MIAMI — The U.S. Spanish-language television network Univision announced Tuesday it will air a series later this year on the life of notorious Mexican drug lord Joaquín “El Chapo” Guzmán, written by a former Colombian trafficker.
“The Chapo Guzmán story has been one of the most captivating stories this past year and we are thrilled to bring an inside look into his world to our audiences,” Alberto Ciurana, Univision’s programming chief said.
Guzmán, the leader of the Sinaloa cartel, was recaptured in a raid Friday nearly six months after breaking out of a maximum security prison in Mexico.
In a Hollywood twist, Oscar-winning actor Sean Penn and Mexican actress Kate del Castillo met clandestinely with Guzmán while he was on the run, an encounter Penn chronicled in Rolling Stone magazine and published last weekend.
The Univision series will begin airing in the fall of 2016 with a cast that has yet to be decided, the network said in a statement.

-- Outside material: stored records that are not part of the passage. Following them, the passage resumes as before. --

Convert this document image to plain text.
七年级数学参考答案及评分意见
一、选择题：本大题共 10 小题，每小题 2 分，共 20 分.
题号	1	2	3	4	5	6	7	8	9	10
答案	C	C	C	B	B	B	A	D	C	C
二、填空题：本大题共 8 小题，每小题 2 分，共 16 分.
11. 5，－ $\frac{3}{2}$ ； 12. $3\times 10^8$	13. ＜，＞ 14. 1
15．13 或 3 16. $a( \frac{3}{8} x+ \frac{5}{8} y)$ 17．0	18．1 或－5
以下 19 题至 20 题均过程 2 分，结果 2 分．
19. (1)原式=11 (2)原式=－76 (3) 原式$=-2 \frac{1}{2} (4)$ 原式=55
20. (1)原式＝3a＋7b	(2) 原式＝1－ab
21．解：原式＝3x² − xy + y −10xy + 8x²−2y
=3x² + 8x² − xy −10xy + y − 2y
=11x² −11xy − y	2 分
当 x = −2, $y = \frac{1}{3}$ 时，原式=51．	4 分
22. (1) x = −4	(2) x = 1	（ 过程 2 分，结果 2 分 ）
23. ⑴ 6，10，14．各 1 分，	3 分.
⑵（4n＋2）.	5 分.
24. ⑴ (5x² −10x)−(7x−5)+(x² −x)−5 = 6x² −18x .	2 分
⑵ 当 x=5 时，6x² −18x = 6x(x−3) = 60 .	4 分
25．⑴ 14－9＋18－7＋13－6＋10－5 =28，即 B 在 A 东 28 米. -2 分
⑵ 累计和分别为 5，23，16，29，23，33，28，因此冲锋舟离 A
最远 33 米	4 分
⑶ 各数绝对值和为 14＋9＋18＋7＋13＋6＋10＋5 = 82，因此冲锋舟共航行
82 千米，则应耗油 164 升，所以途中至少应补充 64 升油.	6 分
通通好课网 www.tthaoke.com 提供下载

The script is by Andrés López López, a onetime member of Colombia’s Norte del Valle cartel who has found success writing about his former occupation after several years in prison in the United States.
“In addition to including the developments of his most recent escape and capture, this unauthorized look at his life will delve deep into the man beyond his drug empire,” it said.
The series is to be called “Joaquín ‘El Chapo’ Guzmán: El varón de la droga,” which loosely translates as “The Drug Baron.”